PE-Assembler is a genome assembly tool that makes use of short, paired-end reads. Unlike many similar tools, PE-Assembler uses a 3' extension approach instead of building a de Bruijn graph.
PE-Assembler uses no error correction but still requires a pool of error-free none repetitive reads for the initial seed building step. To accomplish this, reads are selected if their kmers are found within the boundaries of the “solid kmer threshold” and the “repeat kmer threshold”. The solid kmer threshold is defined by the trough that appears between low-frequency erroneous kmers and the frequencies that closely follow the expected coverage. The repeat kmer threshold is defined by the trough between the two peaks for the kmers that appear once in the genome and the kmers that appear twice. In practice, this can be difficult to detect.

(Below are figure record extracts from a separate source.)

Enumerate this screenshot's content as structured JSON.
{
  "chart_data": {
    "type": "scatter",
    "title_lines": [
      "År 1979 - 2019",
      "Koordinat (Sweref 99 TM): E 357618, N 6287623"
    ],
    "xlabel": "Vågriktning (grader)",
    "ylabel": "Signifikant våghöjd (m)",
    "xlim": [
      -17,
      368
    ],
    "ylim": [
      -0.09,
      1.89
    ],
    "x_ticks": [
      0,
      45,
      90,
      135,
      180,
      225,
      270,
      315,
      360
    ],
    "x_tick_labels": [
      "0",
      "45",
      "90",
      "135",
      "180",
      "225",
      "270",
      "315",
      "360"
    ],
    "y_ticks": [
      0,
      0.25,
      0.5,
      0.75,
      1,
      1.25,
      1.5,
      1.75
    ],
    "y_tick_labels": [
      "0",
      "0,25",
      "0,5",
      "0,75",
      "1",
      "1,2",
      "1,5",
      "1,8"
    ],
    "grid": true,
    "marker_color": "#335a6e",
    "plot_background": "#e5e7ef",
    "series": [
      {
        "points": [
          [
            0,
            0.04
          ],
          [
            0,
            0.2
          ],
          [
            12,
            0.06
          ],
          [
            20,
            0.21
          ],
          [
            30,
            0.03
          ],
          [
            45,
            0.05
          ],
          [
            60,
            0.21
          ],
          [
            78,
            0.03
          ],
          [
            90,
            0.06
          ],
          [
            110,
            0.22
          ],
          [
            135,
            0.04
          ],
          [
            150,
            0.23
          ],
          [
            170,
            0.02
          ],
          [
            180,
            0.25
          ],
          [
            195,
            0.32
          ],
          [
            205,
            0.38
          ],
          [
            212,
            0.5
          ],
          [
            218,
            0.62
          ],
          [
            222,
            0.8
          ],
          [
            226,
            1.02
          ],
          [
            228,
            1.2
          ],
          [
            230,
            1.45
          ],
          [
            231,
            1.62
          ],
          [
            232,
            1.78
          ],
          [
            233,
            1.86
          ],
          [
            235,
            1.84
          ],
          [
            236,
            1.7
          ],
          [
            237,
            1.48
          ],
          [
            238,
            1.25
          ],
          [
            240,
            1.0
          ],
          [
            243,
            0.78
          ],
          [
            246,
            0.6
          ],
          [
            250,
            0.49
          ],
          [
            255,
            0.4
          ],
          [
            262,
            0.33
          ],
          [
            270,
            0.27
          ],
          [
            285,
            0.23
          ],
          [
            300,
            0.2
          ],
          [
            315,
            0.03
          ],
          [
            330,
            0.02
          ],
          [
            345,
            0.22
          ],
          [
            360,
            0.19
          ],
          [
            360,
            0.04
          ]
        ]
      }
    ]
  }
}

Next, seeds are constructed from the “solid” kmers by 3' extension. For a contig to be successfully built, it must be longer than “MaxSpan” (the maximum distance between pairs) and the ends must be verified by at least 1 paired-end read that overlaps the end of the contig.
Once the seeds are constructed, an iterative process is used to extend the contigs using overlap extension.
Scaffolds are constructed using “chimeric” paired-end reads (reads that map to two different contigs) of different lengths to order and orient the contigs.
Finally, gaps between contigs are filled in using a less-stringent minimum overlap length. Adjacent contigs whose gap can be successfully bridged are merged into a single contig.
PE-Assembler requires long insert sizes, high coverage, and was evaluated on smaller bacterial genomes, so it would not be the best tool for assembling the banana slug genome with our data.